Poverty is fucking expensive - mittie
http://www.vox.com/2014/9/26/6845435/being-poor-is-expensive

======
DanAndersen
“The reason that the rich were so rich, Vimes reasoned, was because they
managed to spend less money.

Take boots, for example. He earned thirty-eight dollars a month plus
allowances. A really good pair of leather boots cost fifty dollars. But an
affordable pair of boots, which were sort of OK for a season or two and then
leaked like hell when the cardboard gave out, cost about ten dollars. Those
were the kind of boots Vimes always bought, and wore until the soles were so
thin that he could tell where he was in Ankh-Morpork on a foggy night by the
feel of the cobbles.

But the thing was that good boots lasted for years and years.
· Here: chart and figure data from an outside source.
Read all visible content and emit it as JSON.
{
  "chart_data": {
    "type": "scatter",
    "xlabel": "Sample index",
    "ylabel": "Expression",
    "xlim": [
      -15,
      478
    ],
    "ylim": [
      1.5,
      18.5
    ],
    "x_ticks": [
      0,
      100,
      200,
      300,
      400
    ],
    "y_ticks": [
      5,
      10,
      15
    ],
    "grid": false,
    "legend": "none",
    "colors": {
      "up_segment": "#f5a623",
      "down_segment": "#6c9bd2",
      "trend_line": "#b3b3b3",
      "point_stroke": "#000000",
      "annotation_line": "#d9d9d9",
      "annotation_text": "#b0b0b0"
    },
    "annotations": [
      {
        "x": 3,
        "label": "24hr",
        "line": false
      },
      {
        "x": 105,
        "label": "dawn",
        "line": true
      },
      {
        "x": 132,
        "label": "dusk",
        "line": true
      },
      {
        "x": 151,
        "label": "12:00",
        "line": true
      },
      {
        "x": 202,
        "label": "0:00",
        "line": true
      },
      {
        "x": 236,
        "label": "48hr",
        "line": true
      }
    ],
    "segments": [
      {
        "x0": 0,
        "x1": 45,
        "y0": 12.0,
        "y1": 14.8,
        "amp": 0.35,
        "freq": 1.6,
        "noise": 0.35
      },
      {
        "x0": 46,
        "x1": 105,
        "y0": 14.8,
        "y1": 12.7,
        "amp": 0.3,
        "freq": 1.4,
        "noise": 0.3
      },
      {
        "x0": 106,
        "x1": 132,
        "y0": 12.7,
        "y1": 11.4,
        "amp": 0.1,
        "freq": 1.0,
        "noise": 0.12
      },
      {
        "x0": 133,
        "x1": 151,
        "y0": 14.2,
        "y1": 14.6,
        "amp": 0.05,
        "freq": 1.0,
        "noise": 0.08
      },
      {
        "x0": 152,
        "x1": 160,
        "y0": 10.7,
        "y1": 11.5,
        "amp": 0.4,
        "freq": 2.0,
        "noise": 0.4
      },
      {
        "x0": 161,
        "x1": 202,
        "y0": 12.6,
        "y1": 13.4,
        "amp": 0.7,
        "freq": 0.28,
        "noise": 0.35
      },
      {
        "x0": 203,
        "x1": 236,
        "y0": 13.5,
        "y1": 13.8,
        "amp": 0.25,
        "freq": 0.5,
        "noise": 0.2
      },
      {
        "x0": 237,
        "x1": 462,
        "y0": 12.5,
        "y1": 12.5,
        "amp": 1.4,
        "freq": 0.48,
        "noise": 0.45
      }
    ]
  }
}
A man who could
afford fifty dollars had a pair of boots that'd still be keeping his feet dry
in ten years' time, while the poor man who could only afford cheap boots would
have spent a hundred dollars on boots in the same time and would still have
wet feet.

This was the Captain Samuel Vimes 'Boots' theory of socioeconomic unfairness.”

― Terry Pratchett, Men at Arms: The Play

------
esbranson
Take away a man's fish, and he won't eat for a day. Take away a man's ability
to fish, and he may never eat again. Fishing requires capital investments, and
some people are without those capital investments. Or fish.